2024 年 28 巻 1 号 p. 41-52
背景:日本人の51.0%は,治癒を見込めないときは自宅で最期を迎えたいと望んでいるが,70%は病院で最期を迎えている.
目的:霊的理由から自宅死の慣習があり,2019年の自宅死の割合が40.0%であった鹿児島県与論町の女性が望む最期の環境とその社会的障壁を明らかにすること,とした.

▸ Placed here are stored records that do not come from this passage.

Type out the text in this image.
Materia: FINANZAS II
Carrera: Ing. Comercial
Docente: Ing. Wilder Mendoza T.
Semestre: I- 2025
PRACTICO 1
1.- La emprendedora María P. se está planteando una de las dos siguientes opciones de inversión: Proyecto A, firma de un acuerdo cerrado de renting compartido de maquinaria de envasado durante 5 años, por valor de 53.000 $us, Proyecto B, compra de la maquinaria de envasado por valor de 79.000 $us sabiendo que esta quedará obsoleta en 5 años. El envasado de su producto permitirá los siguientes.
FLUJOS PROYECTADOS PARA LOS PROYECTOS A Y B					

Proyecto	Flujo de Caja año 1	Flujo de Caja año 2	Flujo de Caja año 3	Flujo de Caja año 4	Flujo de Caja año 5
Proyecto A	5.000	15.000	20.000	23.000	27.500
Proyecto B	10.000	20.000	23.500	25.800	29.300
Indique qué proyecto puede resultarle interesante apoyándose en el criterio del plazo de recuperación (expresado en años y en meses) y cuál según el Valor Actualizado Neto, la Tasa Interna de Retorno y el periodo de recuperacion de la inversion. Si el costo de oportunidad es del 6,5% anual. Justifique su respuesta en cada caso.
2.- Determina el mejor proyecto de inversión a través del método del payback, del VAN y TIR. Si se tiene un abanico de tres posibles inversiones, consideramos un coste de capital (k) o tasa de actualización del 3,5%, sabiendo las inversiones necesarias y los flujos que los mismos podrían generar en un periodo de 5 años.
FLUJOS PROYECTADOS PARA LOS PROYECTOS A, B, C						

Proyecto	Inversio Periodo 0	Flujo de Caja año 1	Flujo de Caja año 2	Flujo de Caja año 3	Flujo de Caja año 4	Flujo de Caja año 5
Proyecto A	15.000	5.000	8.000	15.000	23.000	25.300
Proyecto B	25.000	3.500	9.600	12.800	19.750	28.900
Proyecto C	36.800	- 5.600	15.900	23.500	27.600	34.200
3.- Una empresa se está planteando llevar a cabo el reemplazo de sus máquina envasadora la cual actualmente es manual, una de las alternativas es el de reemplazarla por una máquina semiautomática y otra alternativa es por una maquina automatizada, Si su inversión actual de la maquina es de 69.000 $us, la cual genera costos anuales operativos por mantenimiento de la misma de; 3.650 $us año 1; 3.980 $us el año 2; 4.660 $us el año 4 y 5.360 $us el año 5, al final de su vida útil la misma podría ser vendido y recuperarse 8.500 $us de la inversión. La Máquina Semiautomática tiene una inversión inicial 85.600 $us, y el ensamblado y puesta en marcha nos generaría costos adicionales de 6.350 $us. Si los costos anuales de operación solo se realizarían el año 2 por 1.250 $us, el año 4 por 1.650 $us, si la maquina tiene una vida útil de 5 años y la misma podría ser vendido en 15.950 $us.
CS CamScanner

研究方法:半構造化インタビューから得られたデータを質的帰納的に分析した.
結果:対象者11名のうち,2名は自宅での最期を望んだ.対象者の多くは,自分が日常生活に介助を要する状態になった期間の「過ごし方」に重きを置いて語った.一方,身近な人については,本人が望むなら自宅での最期を支持し,みずからも自宅療養を手助けする心づもりであった.社会的障壁には,自宅看取り実現への困難な体験や物理的環境・地域の規範が語られた.
考察:対象者は,自宅死を否定する意図はないと考えられたが,過去の経験から,自分の最期の時には,自宅を望めないことが推察された.社会的障壁として,性差に基づく役割意識,在宅支援体制不足が考えられた.今後,希望する最期を迎えられる地域にするために,家族外支援の希求が許容される地域規範の変化への支援,互助活性化の促進,死について体験を通して学ぶ機会の創出,が考えられた.看護管理者には,個々の看護師が捉えた個人のニーズから地域課題を整理し,他機関と協働して地域包括ケアシステムを推進していく役割が期待されている.